Myths and truths about fentanyl, the drug straining US-Mexico relations
Experts in pharmacology, anthropology and medicine explain what it is, its effects, how it is consumed, the torture of withdrawal and the risks of overdosing
Everyone is talking about fentanyl. For some time now, the opioid has dominated the public conversation — or, at least, the political agenda. The powerful drug is wreaking havoc in the United States and straining diplomatic relations with Mexico (accused of being one of the largest producers) and with China, in the middle of a new Cold War that seems to intensify by the week. Many things are being said about the drug, some true, some not so much. EL PAÍS brought together three experts who have studied fentanyl from the point of view of pharmacology, anthropology and medicine, including the medical and social implications of addiction, the torture of withdrawal syndrome, the ease of buying doses in streets that are flooded by the law of supply and demand, the high probability of an overdose, and the criminalization of consumers.
Fentanyl, a drug 50 times more powerful than heroin?
“Take the best orgasm you’ve ever had, multiply it by 1,000 and you’re still nowhere near it,” proclaimed Ewan McGregor in Trainspotting (1996) as he recounted the misadventures of a group of heroin addicts in a gray and futureless Edinburgh.
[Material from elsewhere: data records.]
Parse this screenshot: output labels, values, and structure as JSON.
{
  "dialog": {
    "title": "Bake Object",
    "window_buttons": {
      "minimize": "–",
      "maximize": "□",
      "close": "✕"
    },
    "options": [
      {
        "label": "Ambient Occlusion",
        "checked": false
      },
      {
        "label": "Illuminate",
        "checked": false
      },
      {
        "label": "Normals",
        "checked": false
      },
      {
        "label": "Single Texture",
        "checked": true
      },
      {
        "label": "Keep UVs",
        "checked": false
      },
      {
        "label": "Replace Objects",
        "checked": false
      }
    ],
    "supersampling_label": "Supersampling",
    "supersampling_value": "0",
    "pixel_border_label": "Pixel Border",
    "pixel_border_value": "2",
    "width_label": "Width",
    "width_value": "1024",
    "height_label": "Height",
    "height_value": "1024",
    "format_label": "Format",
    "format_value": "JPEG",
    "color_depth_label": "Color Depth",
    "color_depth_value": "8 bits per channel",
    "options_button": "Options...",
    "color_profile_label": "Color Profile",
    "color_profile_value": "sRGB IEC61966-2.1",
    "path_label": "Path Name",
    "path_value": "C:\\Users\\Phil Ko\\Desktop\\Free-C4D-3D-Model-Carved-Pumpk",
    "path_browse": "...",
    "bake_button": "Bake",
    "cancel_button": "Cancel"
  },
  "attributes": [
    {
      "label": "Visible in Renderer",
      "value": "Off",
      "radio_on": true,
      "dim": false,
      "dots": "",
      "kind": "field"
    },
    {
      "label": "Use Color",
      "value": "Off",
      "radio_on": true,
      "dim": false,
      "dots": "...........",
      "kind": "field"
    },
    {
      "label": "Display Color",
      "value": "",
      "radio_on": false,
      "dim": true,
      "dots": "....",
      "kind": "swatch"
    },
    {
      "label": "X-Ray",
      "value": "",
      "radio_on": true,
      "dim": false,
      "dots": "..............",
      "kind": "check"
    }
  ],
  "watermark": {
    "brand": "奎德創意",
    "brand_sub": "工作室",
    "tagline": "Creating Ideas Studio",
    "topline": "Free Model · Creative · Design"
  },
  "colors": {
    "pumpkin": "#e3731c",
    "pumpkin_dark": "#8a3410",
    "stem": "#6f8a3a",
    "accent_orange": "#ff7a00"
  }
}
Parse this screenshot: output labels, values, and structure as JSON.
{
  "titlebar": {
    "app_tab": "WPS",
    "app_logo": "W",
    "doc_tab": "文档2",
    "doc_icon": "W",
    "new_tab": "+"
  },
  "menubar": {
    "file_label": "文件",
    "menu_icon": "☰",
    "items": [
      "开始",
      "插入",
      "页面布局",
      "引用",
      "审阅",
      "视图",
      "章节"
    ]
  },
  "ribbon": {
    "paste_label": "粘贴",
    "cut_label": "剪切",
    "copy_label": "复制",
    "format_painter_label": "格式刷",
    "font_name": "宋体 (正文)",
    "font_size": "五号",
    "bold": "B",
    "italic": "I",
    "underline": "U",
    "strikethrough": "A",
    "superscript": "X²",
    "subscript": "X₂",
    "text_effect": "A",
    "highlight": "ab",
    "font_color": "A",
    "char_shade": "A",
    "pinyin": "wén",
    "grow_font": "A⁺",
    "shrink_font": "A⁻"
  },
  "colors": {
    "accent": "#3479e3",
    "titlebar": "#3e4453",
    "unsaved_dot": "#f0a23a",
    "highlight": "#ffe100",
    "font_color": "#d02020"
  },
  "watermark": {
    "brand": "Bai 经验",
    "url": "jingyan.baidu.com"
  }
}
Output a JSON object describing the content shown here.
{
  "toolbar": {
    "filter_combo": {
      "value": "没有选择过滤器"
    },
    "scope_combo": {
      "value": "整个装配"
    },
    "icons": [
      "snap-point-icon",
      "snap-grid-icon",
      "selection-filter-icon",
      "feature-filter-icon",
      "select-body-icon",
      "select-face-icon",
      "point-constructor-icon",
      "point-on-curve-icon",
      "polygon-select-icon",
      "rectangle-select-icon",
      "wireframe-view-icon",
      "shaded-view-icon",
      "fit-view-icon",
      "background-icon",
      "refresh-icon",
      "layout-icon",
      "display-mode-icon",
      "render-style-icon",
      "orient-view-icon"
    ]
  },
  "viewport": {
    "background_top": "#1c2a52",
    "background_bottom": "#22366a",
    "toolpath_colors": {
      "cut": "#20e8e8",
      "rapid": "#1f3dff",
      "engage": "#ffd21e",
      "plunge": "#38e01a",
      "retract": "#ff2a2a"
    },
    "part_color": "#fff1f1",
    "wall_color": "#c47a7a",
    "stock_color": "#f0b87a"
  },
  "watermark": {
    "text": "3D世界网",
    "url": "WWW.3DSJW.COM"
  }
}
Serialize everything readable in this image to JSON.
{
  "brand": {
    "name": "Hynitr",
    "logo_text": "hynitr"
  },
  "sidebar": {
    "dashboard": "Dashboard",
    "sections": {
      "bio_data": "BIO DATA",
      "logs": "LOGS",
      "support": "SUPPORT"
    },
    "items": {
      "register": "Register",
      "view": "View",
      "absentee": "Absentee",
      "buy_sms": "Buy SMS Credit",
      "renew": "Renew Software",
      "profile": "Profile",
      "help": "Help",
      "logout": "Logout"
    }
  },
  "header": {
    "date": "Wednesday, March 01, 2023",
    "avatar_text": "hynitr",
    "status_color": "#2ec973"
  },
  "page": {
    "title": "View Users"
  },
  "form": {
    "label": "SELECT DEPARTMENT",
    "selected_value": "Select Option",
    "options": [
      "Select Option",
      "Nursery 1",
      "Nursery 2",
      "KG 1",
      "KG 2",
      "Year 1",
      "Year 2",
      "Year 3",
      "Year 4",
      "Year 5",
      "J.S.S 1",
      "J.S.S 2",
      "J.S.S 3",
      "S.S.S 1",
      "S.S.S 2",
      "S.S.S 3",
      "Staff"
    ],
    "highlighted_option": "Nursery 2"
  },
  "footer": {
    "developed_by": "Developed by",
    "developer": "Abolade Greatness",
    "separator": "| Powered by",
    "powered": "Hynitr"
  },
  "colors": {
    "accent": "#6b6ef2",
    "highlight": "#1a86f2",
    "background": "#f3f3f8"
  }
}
That sentence has found an echo almost three decades later in a statement repeated over and over again: fentanyl is 50 times more powerful than heroin. Does this mean that its effect is 50 times greater than that of the drug that devastated entire generations in the 1980s and 1990s? The answer is no: “When we say that fentanyl is 50 times more powerful than heroin, we are saying that you need 50 times less of it. It has the same effect as heroin in terms of euphoria, but with 50 times less amount,” explains the pharmacologist Silvia Cruz, who has written about the subject.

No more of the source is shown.